Слава Богу, ушел. Прямо наказание, без толмачей и чичероне шагу не ступишь.

— Вы не уходите, я так… — дружелюбно обращается ко мне Дуня.

Я сажусь на скамью.

— Что это вы пели?

— Песню.

— Какую?

— Да так, песня. Деревенская.

— А вы расскажите мне ее.

— Зачем вам?

— Интересно. Городские знаю, а ваших нет. Расскажите, а я запишу.

«Запишу» озадачило ее.

— Зачем писать, я так скажу.

— Лучше уж я запишу, а то все забуду. С собой в город повезу, память будет.

Пошепталась с Сашей, подумала и решительно тряхнула головой.

— Пишите. Какую, Саша, сказывать?

— «Приехал гусарик», — тихо отвечает Саша, не отрываясь от работы.

— Только речами трудно сказывать…

— Так вы пойте. Вот как до меня, и нитки свои мотайте. Я не хочу вам мешать.

Дуня смутилась и петь отказалась. — Пишите:


Приехал гусарик
Из нового полку.
Недавно приехал,
Опять уезжает.
Его расхорошая
Плачет и рыдает,
Плачет и рыдает,
На ночь оставляет.

Песня была длинная, глупая, отзывалась каким-то особым, лакейски-писарским романтизмом. Диктовала Дуня превосходно. Кружила колесо и косилась глазом на мой карандаш, чтоб не поспешить и не отстать. Записал.

— Хороша?

— Нет, не хороша.

— Вот видите, а сами просите…

— Вы не сердитесь, Дуня. Ведь песня-то не ваша?

— Шахтерская.

— Вот видите! А вы скажите вашу, деревенскую.

Опять пошептались.

— Пишите:


Горько мне, горько калинушку кушать,
Горчей того нету за старым за мужем.
За старым за мужем ни игры, ни потехи,
Ни тихоговорья, ни ласкового слова.
Он спать ложится, как дуб валится,
Распустил свои сопли по моим по подушкам…
Сладко мне, сладко малинушку кушать,
Лучше того нету за младым за мужем.
За младым за мужем игра и потеха,
И тихоговорье, и ласковое слово.
Он спать ложится, как голубь гуркует,
Распустил свои кудри по моим по подушкам.

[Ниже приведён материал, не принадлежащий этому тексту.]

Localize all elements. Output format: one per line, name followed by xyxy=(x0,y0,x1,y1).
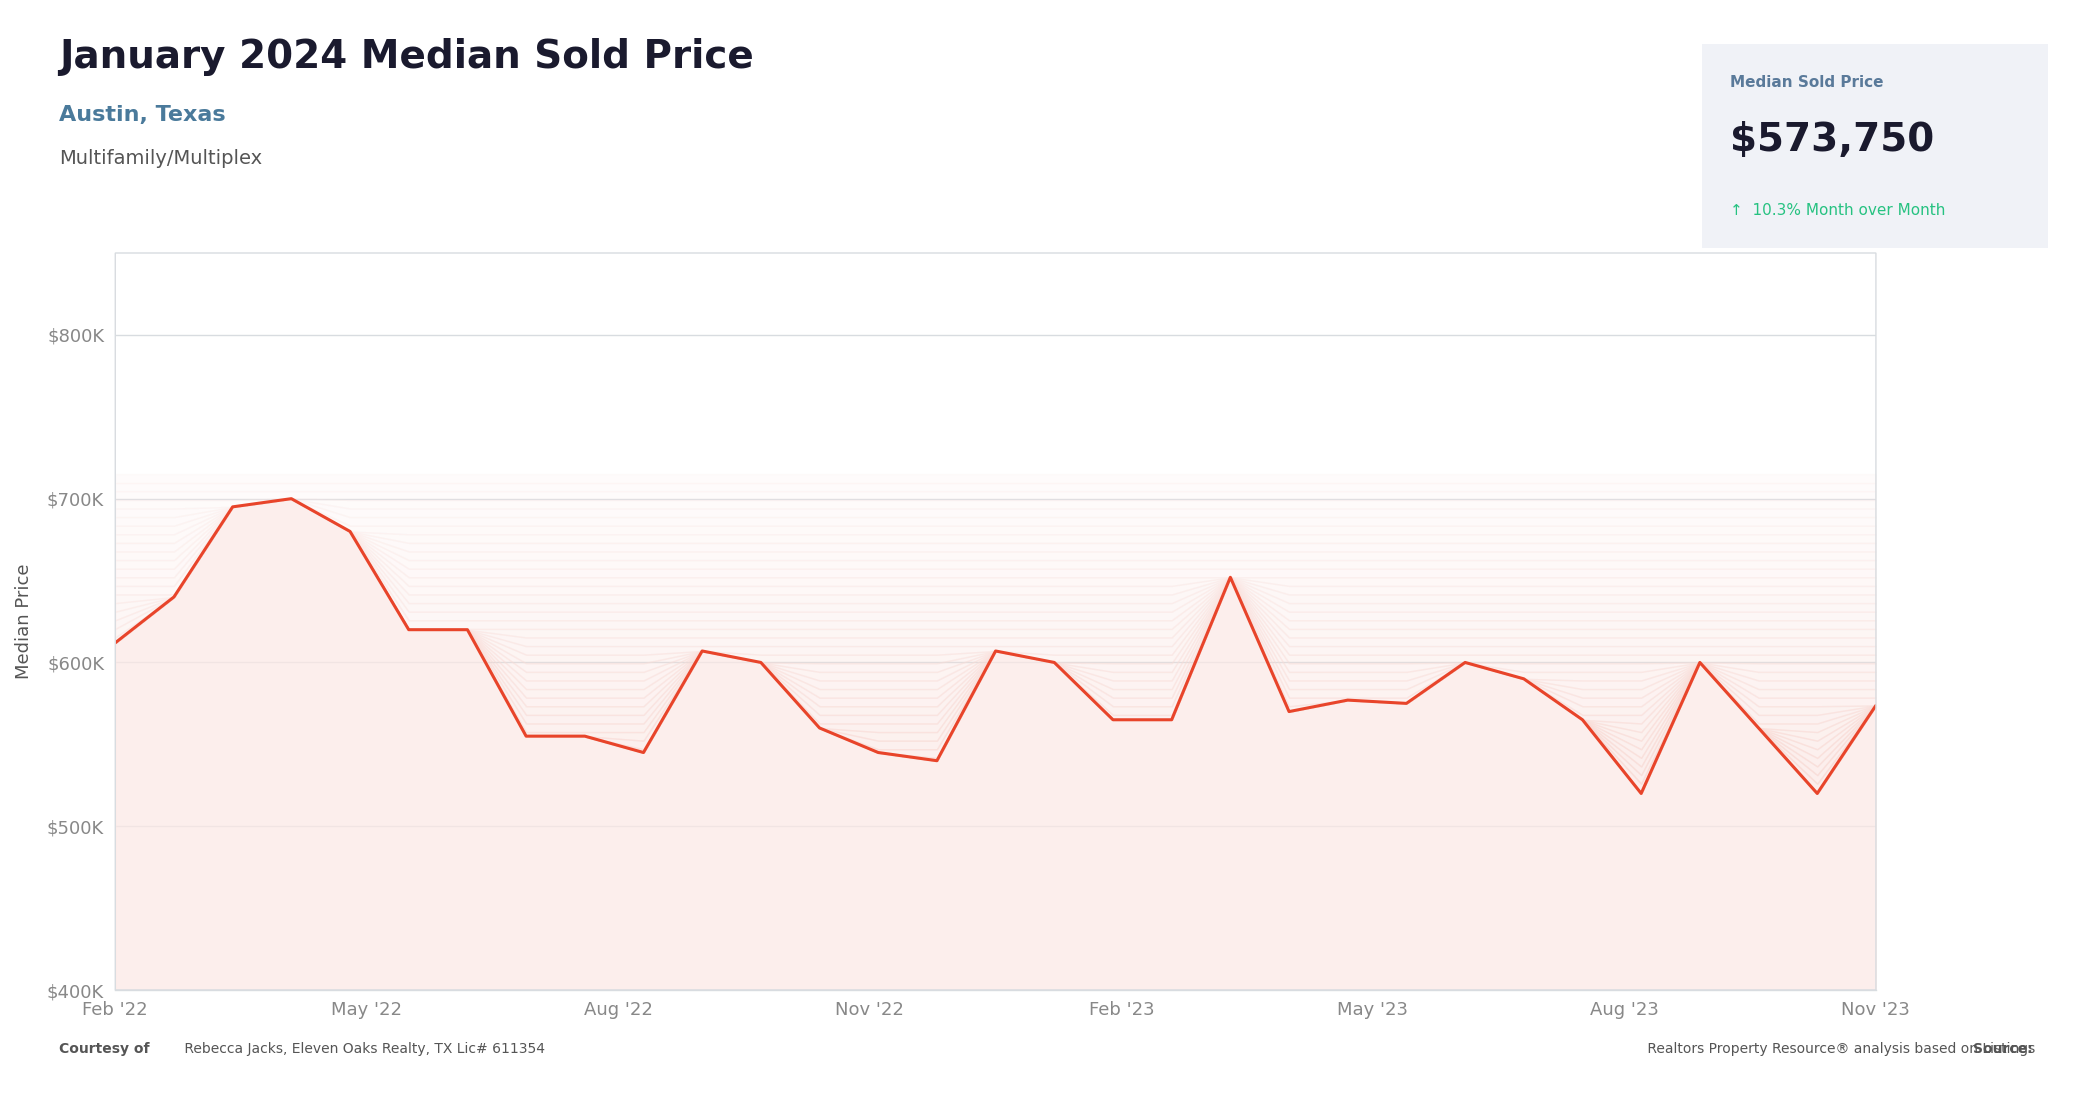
Text: Median Sold Price: Median Sold Price xyxy=(1729,75,1882,89)
Text: Realtors Property Resource® analysis based on Listings: Realtors Property Resource® analysis bas… xyxy=(1643,1042,2035,1056)
Text: Multifamily/Multiplex: Multifamily/Multiplex xyxy=(59,148,262,167)
Text: $573,750: $573,750 xyxy=(1729,121,1935,160)
Text: Rebecca Jacks, Eleven Oaks Realty, TX Lic# 611354: Rebecca Jacks, Eleven Oaks Realty, TX Li… xyxy=(180,1042,545,1056)
Text: Austin, Texas: Austin, Texas xyxy=(59,104,224,124)
FancyBboxPatch shape xyxy=(1687,36,2062,255)
Y-axis label: Median Price: Median Price xyxy=(15,563,34,679)
Text: Source:: Source: xyxy=(1974,1042,2033,1056)
Text: January 2024 Median Sold Price: January 2024 Median Sold Price xyxy=(59,39,752,77)
Text: Courtesy of: Courtesy of xyxy=(59,1042,149,1056)
Text: ↑  10.3% Month over Month: ↑ 10.3% Month over Month xyxy=(1729,202,1945,218)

Я, затаив дыхание, записывал эту удивительную песню. Даже ужасные «сопли» не оскорбили уха.

— И эта скажете нехороша?

— Так хороша, что лучше и не надо!

— Правда? — недоверчиво спросила Дуня. — Так вам нравится?

— А вам?

— Песня ничего. Ваши все лучше.

— Какие наши?

— Городские. «Чуден месяц»…

— «Ах зачем эта ночь»… — робко подсказала Саша.

— Гм… Нет, вы лучше свои рассказывайте!